Mike Sickles started his banking career in 1962 as a teller, spending over 30 years learning the ins and outs of business, banking, and how to treat customers. He hated service charges and over-draft fees because he thought they had a negative impact on customers. Mike didn’t want to run into customers outside the bank and feel embarrassed for the way the customer was treated at the bank.

His ethics showed in the way stocks were sold when he and Ken first went into business. While their greatest fear at the time was that they wouldn’t be able to sell the 400,000 shares necessary to gain approval to open People’s Bank, Mike talked potential share holders out of buying stock when he believed the long-term invest- ment wouldn’t realize enough profit soon enough for them because of their advanced years. The shares were sold in sixteen days, anyway.
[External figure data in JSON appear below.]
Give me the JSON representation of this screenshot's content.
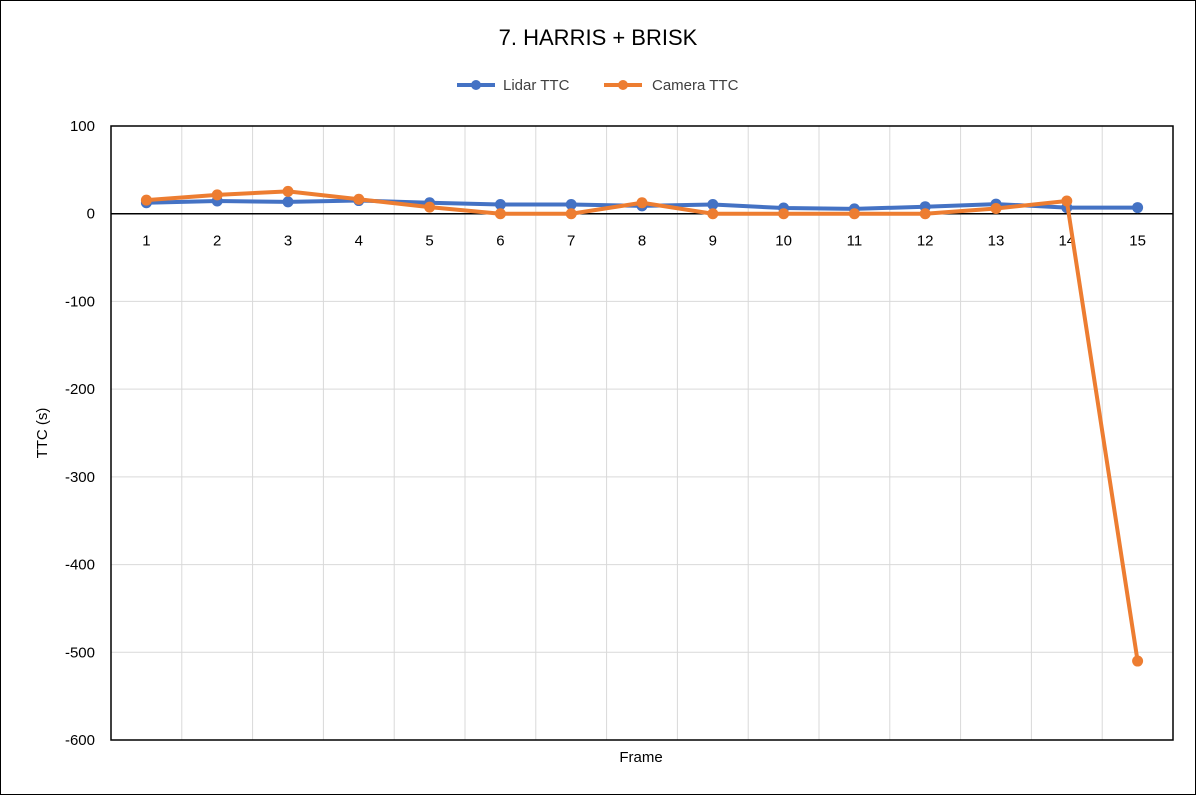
{
  "chart_data": {
    "type": "line",
    "title": "7. HARRIS + BRISK",
    "xlabel": "Frame",
    "ylabel": "TTC (s)",
    "categories": [
      "1",
      "2",
      "3",
      "4",
      "5",
      "6",
      "7",
      "8",
      "9",
      "10",
      "11",
      "12",
      "13",
      "14",
      "15"
    ],
    "ylim": [
      -600,
      100
    ],
    "yticks": [
      "100",
      "0",
      "-100",
      "-200",
      "-300",
      "-400",
      "-500",
      "-600"
    ],
    "ytick_values": [
      100,
      0,
      -100,
      -200,
      -300,
      -400,
      -500,
      -600
    ],
    "grid": true,
    "legend_position": "top-center",
    "series": [
      {
        "name": "Lidar TTC",
        "color": "#4472C4",
        "values": [
          12.5,
          14.5,
          13.5,
          15.0,
          12.5,
          10.5,
          10.5,
          9.0,
          10.5,
          6.5,
          5.5,
          8.0,
          11.0,
          7.0,
          7.0
        ]
      },
      {
        "name": "Camera TTC",
        "color": "#ED7D31",
        "values": [
          15.5,
          21.5,
          25.5,
          16.5,
          7.5,
          0.0,
          0.0,
          12.5,
          0.0,
          0.0,
          0.0,
          0.0,
          6.0,
          14.5,
          -510.0
        ]
      }
    ]
  }
}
In 2006, he was inducted into the Oregon Banker’s Association Hall of Fame.

Mike Sickles passed away on June 7, 2016 after an aggressive form of cancer couldn’t be cured. He was 72.

For five years Ken Trautman and Mike Sickles had offices next door to one another when they worked at Western Bank. They met for two years at Shari’s during the time they were planning futures at People’s Bank while investing energy and personal savings and receiving no pay for more than a year.

People’s Bank is the only locally-owned community bank exclusively serving southern Oregon where decisions are made by people who understand the culture and values of their customers.

After twenty years of operations People’s Bank continues a strong and steady growth with over $300 million in assets.

When Ken Trautman was in high school he was a pitcher on the baseball team. His junior year he went 11-1, throwing three pitches; a curve ball, a drop ball, and his fast ball. A torn rotator cuff in his pitching arm forced him to adjust his college dream of athletic scholarship, so he adjusted.

Learning to adjust is critical to successful business manage- ment. Ken learned it well while spending many years with big banks. Little did he know that he was learning to be a better community banker. What he and Mike Sickles created over coffee in a restaurant booth is a testament to caring and intelligent leadership. It is southern Oregon’s good fortune they decided to start here when People’s Bank was opened twenty years ago.